O Silêncio do Analista do Comportamento

Estar na posição de terapeuta requer muito mais do que simplesmente sentar, ouvir o que o cliente tem a dizer e dar dicas e conselhos de como ele deve agir. Ser terapeuta envolve uma série de outras habilidades e técnicas, como uma audiência não punitiva e um olhar clínico bem treinado para que a sessão seja bem aproveitada.

Muito é falado na literatura psicológica a respeito dos possíveis motivos e significados do silêncio do cliente, tal como, por exemplo, o silêncio como uma forma de evitar abordar algum tema, ou apenas para testar o terapeuta e saber se ele realmente saberá respeitar esse momento e não cobrar por falas. Mas o que temos a dizer a respeito do silêncio do analista? Em qual momento ele se torna terapêutico e em qual ele passa a ser prejudicial para o processo

Pensando nisso, destaquei três momentos da terapia que considero importantes, por surgirem de forma recorrente durante a terapia, por serem questões que normalmente não são previamente orientadas ou que talvez não recebam a devida atenção, tanto para novos terapeutas como aos mais experientes.

Primeiro: O Terapeuta precisa ter sempre uma resposta na ponta da língua?

“- Sabe, meu filho anda muito agitado na escola e em casa, não consegue fazer mais nada direito. Ele tem TDAH não é?”

“- Ele tem todos esses sintomas, você sabe o que ele tem não é? Você é minha última esperança!”

“- O que eu faço?”

Alguma dessas falas lhe pareceu familiar? Por diversas vezes somos cobrados a termos “respostas prontas” ou “soluções mágicas” pelos familiares de nossos clientes, ou até mesmo pelo próprio cliente. Nesse momento o terapeuta pode se sentir ansioso, se sentir “pressionado” a responder algo ou dar uma solução. É importante considerar sempre que não temos todas as respostas! – Sim, nós não temos! – por esse motivo chamamos a terapia de processo terapêutico, o que vale tanto para o cliente quanto para o terapeuta. Muitas vezes podemos responder apenas:

“- Olha, eu não sei! Mas podemos encontrar essa resposta juntos! O que acha?”

Segundo: Verbalizar nem sempre é acolher!

Temos muito conhecimento. Lemos livros e artigos, participamos de congressos, palestras e cursos, fazemos mestrado, doutorado… Mas do que vale tantos títulos e experiências se não soubermos como sermos realmente humanos? Ou seja, capazes de identificar e criar empatia com a dor do próximo?

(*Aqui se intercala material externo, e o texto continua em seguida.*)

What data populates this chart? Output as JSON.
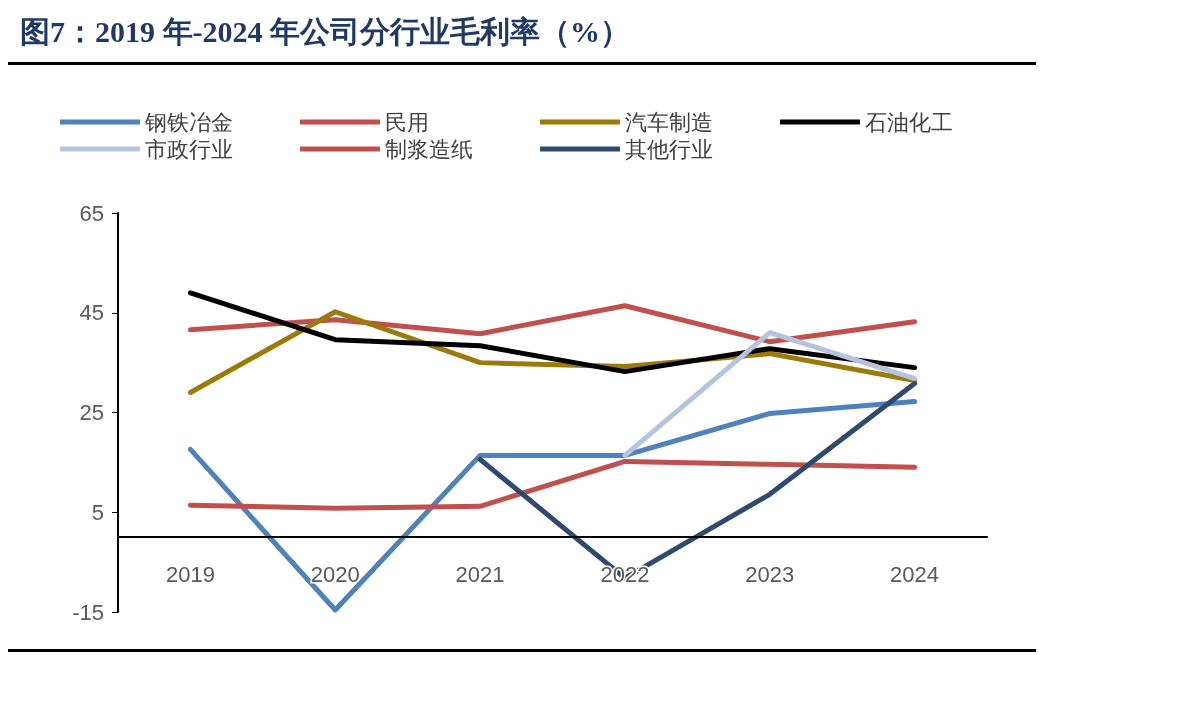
{
  "chart_data": {
    "type": "line",
    "title": "图7：2019 年-2024 年公司分行业毛利率（%）",
    "categories": [
      "2019",
      "2020",
      "2021",
      "2022",
      "2023",
      "2024"
    ],
    "series": [
      {
        "name": "钢铁冶金",
        "color": "#4f81bd",
        "values": [
          17.6,
          -14.6,
          16.4,
          16.4,
          24.8,
          27.2
        ]
      },
      {
        "name": "民用",
        "color": "#c0504d",
        "values": [
          41.6,
          43.6,
          40.8,
          46.4,
          39.2,
          43.2
        ]
      },
      {
        "name": "汽车制造",
        "color": "#9a7b0a",
        "values": [
          29,
          45.2,
          35,
          34.2,
          36.8,
          31.4
        ]
      },
      {
        "name": "石油化工",
        "color": "#000000",
        "values": [
          49,
          39.6,
          38.4,
          33.2,
          37.8,
          34
        ]
      },
      {
        "name": "市政行业",
        "color": "#b4c3de",
        "values": [
          null,
          null,
          null,
          16.4,
          41,
          31.8
        ]
      },
      {
        "name": "制浆造纸",
        "color": "#c0504d",
        "values": [
          6.4,
          5.8,
          6.2,
          15.2,
          14.6,
          14
        ]
      },
      {
        "name": "其他行业",
        "color": "#2e4a6e",
        "values": [
          null,
          null,
          15.6,
          -8.2,
          8.6,
          30.8
        ]
      }
    ],
    "ylim": [
      -15,
      65
    ],
    "yticks": [
      -15,
      5,
      25,
      45,
      65
    ],
    "grid": false,
    "legend": "top",
    "marker": "none",
    "line_style": "solid"
  }
}
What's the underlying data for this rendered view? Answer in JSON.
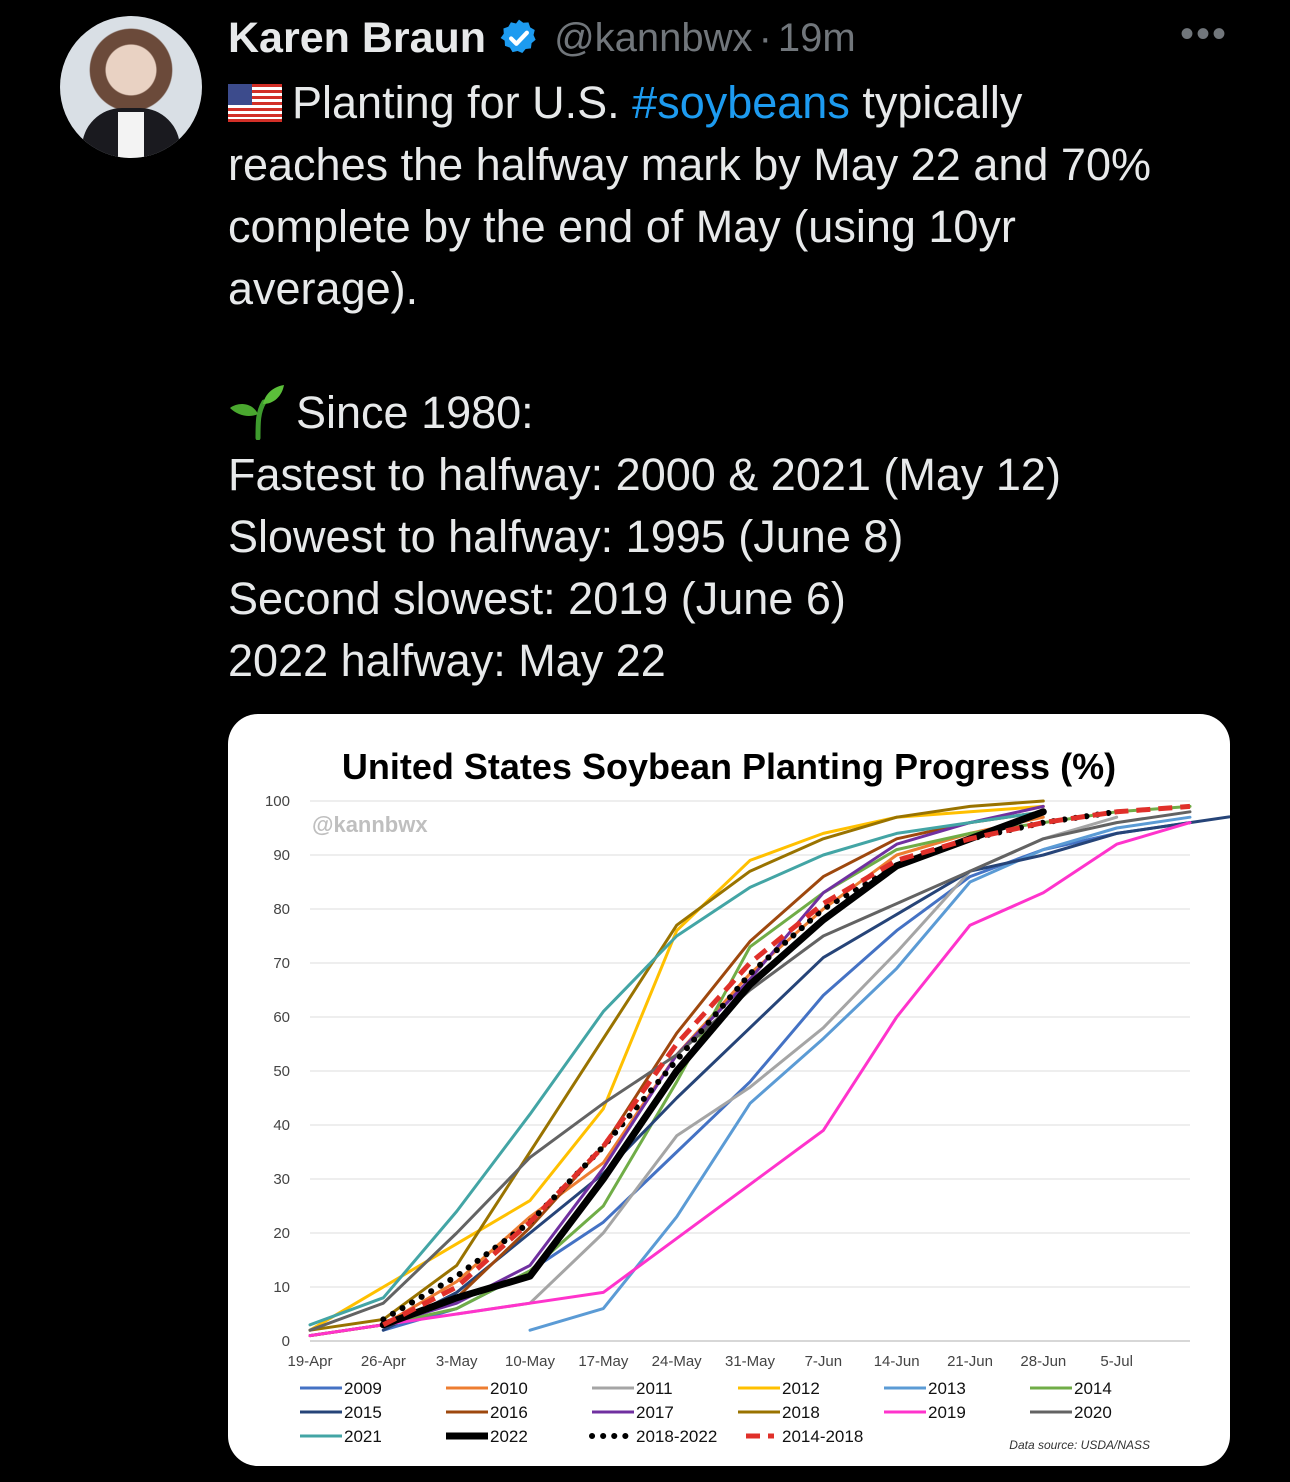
{
  "tweet": {
    "author_name": "Karen Braun",
    "handle": "@kannbwx",
    "separator": "·",
    "time": "19m",
    "more_icon": "more-icon",
    "verified_icon": "verified-badge-icon",
    "text": {
      "line1_before_hashtag": "Planting for U.S.",
      "hashtag": "#soybeans",
      "line1_after_hashtag": "typically",
      "line2": "reaches the halfway mark by May 22 and 70%",
      "line3": "complete by the end of May (using 10yr",
      "line4": "average).",
      "line5": "Since 1980:",
      "line6": "Fastest to halfway: 2000 & 2021 (May 12)",
      "line7": "Slowest to halfway: 1995 (June 8)",
      "line8": "Second slowest: 2019 (June 6)",
      "line9": "2022 halfway: May 22"
    }
  },
  "chart_data": {
    "type": "line",
    "title": "United States Soybean Planting Progress (%)",
    "watermark": "@kannbwx",
    "source": "Data source: USDA/NASS",
    "ylim": [
      0,
      100
    ],
    "y_ticks": [
      "0",
      "10",
      "20",
      "30",
      "40",
      "50",
      "60",
      "70",
      "80",
      "90",
      "100"
    ],
    "x_ticks": [
      "19-Apr",
      "26-Apr",
      "3-May",
      "10-May",
      "17-May",
      "24-May",
      "31-May",
      "7-Jun",
      "14-Jun",
      "21-Jun",
      "28-Jun",
      "5-Jul"
    ],
    "x_unit": "days after 19-Apr",
    "series": [
      {
        "name": "2009",
        "color": "#4472c4",
        "style": "solid",
        "width": 3,
        "points": [
          [
            7,
            2
          ],
          [
            14,
            6
          ],
          [
            21,
            13
          ],
          [
            28,
            22
          ],
          [
            35,
            35
          ],
          [
            42,
            48
          ],
          [
            49,
            64
          ],
          [
            56,
            76
          ],
          [
            63,
            86
          ],
          [
            70,
            91
          ],
          [
            77,
            94
          ],
          [
            84,
            96
          ]
        ]
      },
      {
        "name": "2010",
        "color": "#ed7d31",
        "style": "solid",
        "width": 3,
        "points": [
          [
            0,
            1
          ],
          [
            7,
            3
          ],
          [
            14,
            11
          ],
          [
            21,
            23
          ],
          [
            28,
            33
          ],
          [
            35,
            53
          ],
          [
            42,
            68
          ],
          [
            49,
            80
          ],
          [
            56,
            90
          ],
          [
            63,
            94
          ],
          [
            70,
            97
          ]
        ]
      },
      {
        "name": "2011",
        "color": "#a5a5a5",
        "style": "solid",
        "width": 3,
        "points": [
          [
            14,
            5
          ],
          [
            21,
            7
          ],
          [
            28,
            20
          ],
          [
            35,
            38
          ],
          [
            42,
            47
          ],
          [
            49,
            58
          ],
          [
            56,
            72
          ],
          [
            63,
            87
          ],
          [
            70,
            93
          ],
          [
            77,
            97
          ]
        ]
      },
      {
        "name": "2012",
        "color": "#ffc000",
        "style": "solid",
        "width": 3,
        "points": [
          [
            0,
            2
          ],
          [
            7,
            10
          ],
          [
            14,
            18
          ],
          [
            21,
            26
          ],
          [
            28,
            43
          ],
          [
            35,
            76
          ],
          [
            42,
            89
          ],
          [
            49,
            94
          ],
          [
            56,
            97
          ],
          [
            63,
            98
          ],
          [
            70,
            99
          ]
        ]
      },
      {
        "name": "2013",
        "color": "#5b9bd5",
        "style": "solid",
        "width": 3,
        "points": [
          [
            21,
            2
          ],
          [
            28,
            6
          ],
          [
            35,
            23
          ],
          [
            42,
            44
          ],
          [
            49,
            56
          ],
          [
            56,
            69
          ],
          [
            63,
            85
          ],
          [
            70,
            91
          ],
          [
            77,
            95
          ],
          [
            84,
            97
          ]
        ]
      },
      {
        "name": "2014",
        "color": "#70ad47",
        "style": "solid",
        "width": 3,
        "points": [
          [
            0,
            1
          ],
          [
            7,
            3
          ],
          [
            14,
            6
          ],
          [
            21,
            13
          ],
          [
            28,
            25
          ],
          [
            35,
            48
          ],
          [
            42,
            73
          ],
          [
            49,
            83
          ],
          [
            56,
            91
          ],
          [
            63,
            94
          ],
          [
            70,
            96
          ],
          [
            77,
            98
          ],
          [
            84,
            99
          ]
        ]
      },
      {
        "name": "2015",
        "color": "#264478",
        "style": "solid",
        "width": 3,
        "points": [
          [
            7,
            2
          ],
          [
            14,
            9
          ],
          [
            21,
            20
          ],
          [
            28,
            31
          ],
          [
            35,
            45
          ],
          [
            42,
            58
          ],
          [
            49,
            71
          ],
          [
            56,
            79
          ],
          [
            63,
            87
          ],
          [
            70,
            90
          ],
          [
            77,
            94
          ],
          [
            84,
            96
          ],
          [
            91,
            98
          ]
        ]
      },
      {
        "name": "2016",
        "color": "#9e480e",
        "style": "solid",
        "width": 3,
        "points": [
          [
            0,
            1
          ],
          [
            7,
            3
          ],
          [
            14,
            8
          ],
          [
            21,
            21
          ],
          [
            28,
            36
          ],
          [
            35,
            57
          ],
          [
            42,
            74
          ],
          [
            49,
            86
          ],
          [
            56,
            93
          ],
          [
            63,
            96
          ],
          [
            70,
            98
          ]
        ]
      },
      {
        "name": "2017",
        "color": "#7030a0",
        "style": "solid",
        "width": 3,
        "points": [
          [
            7,
            3
          ],
          [
            14,
            7
          ],
          [
            21,
            14
          ],
          [
            28,
            32
          ],
          [
            35,
            53
          ],
          [
            42,
            67
          ],
          [
            49,
            83
          ],
          [
            56,
            92
          ],
          [
            63,
            96
          ],
          [
            70,
            99
          ]
        ]
      },
      {
        "name": "2018",
        "color": "#997300",
        "style": "solid",
        "width": 3,
        "points": [
          [
            0,
            2
          ],
          [
            7,
            4
          ],
          [
            14,
            14
          ],
          [
            21,
            35
          ],
          [
            28,
            56
          ],
          [
            35,
            77
          ],
          [
            42,
            87
          ],
          [
            49,
            93
          ],
          [
            56,
            97
          ],
          [
            63,
            99
          ],
          [
            70,
            100
          ]
        ]
      },
      {
        "name": "2019",
        "color": "#ff33cc",
        "style": "solid",
        "width": 3,
        "points": [
          [
            0,
            1
          ],
          [
            7,
            3
          ],
          [
            14,
            5
          ],
          [
            21,
            7
          ],
          [
            28,
            9
          ],
          [
            35,
            19
          ],
          [
            42,
            29
          ],
          [
            49,
            39
          ],
          [
            56,
            60
          ],
          [
            63,
            77
          ],
          [
            70,
            83
          ],
          [
            77,
            92
          ],
          [
            84,
            96
          ]
        ]
      },
      {
        "name": "2020",
        "color": "#636363",
        "style": "solid",
        "width": 3,
        "points": [
          [
            0,
            2
          ],
          [
            7,
            7
          ],
          [
            14,
            20
          ],
          [
            21,
            34
          ],
          [
            28,
            44
          ],
          [
            35,
            53
          ],
          [
            42,
            65
          ],
          [
            49,
            75
          ],
          [
            56,
            81
          ],
          [
            63,
            87
          ],
          [
            70,
            93
          ],
          [
            77,
            96
          ],
          [
            84,
            98
          ]
        ]
      },
      {
        "name": "2021",
        "color": "#43a5a5",
        "style": "solid",
        "width": 3,
        "points": [
          [
            0,
            3
          ],
          [
            7,
            8
          ],
          [
            14,
            24
          ],
          [
            21,
            42
          ],
          [
            28,
            61
          ],
          [
            35,
            75
          ],
          [
            42,
            84
          ],
          [
            49,
            90
          ],
          [
            56,
            94
          ],
          [
            63,
            96
          ],
          [
            70,
            98
          ]
        ]
      },
      {
        "name": "2022",
        "color": "#000000",
        "style": "solid",
        "width": 7,
        "points": [
          [
            7,
            3
          ],
          [
            14,
            8
          ],
          [
            21,
            12
          ],
          [
            28,
            30
          ],
          [
            35,
            50
          ],
          [
            42,
            66
          ],
          [
            49,
            78
          ],
          [
            56,
            88
          ],
          [
            63,
            93
          ],
          [
            70,
            98
          ]
        ]
      },
      {
        "name": "2018-2022",
        "color": "#000000",
        "style": "dotted",
        "width": 5,
        "points": [
          [
            7,
            4
          ],
          [
            14,
            12
          ],
          [
            21,
            22
          ],
          [
            28,
            36
          ],
          [
            35,
            52
          ],
          [
            42,
            68
          ],
          [
            49,
            80
          ],
          [
            56,
            88
          ],
          [
            63,
            93
          ],
          [
            70,
            96
          ],
          [
            77,
            98
          ]
        ]
      },
      {
        "name": "2014-2018",
        "color": "#e0302a",
        "style": "dashed",
        "width": 5,
        "points": [
          [
            7,
            3
          ],
          [
            14,
            10
          ],
          [
            21,
            22
          ],
          [
            28,
            36
          ],
          [
            35,
            55
          ],
          [
            42,
            70
          ],
          [
            49,
            81
          ],
          [
            56,
            89
          ],
          [
            63,
            93
          ],
          [
            70,
            96
          ],
          [
            77,
            98
          ],
          [
            84,
            99
          ]
        ]
      }
    ]
  }
}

Acolher a dor do próximo não necessariamente significa verbalizar ideias ou tentar bater de frente com o argumento dado – por mais absurdo e surreal que ele seja! – Está relacionado com compreensão e o máximo de empatia, e para isso basta estarmos atentos, com olhos e ouvidos, concordar com o mais absurdo, acolher a informação, permitir muitas vezes que suas emoções surjam e tomem espaço na sessão, para que o paciente perceba todo esse movimento sem que nada precise realmente ser dito:

“Olha só, eu te entendo! Eu também sou humano, isso também me dói. Mas agora você não está mais sozinho!”

Terceiro: Não “vomitar” análises e interpretações

Já parou para pensar que o seu cliente muitas vezes não sabe nem da metade dos dados que você tem a partir das suas observações? E que ele não faz a menor ideia de todo o caminho que você trilhou para chegar até sua avaliação?

Certas análises não devem e muitas vezes nem mesmo podem ser abertas de forma direta e precoce para quem está sendo analisado. Não seja o cara chato que fala e fala e fala, mas que não consegue perceber as emoções envolvidas em cada relato, não consegue estar sensível às contingências, as interações importantes que estão ali presentes!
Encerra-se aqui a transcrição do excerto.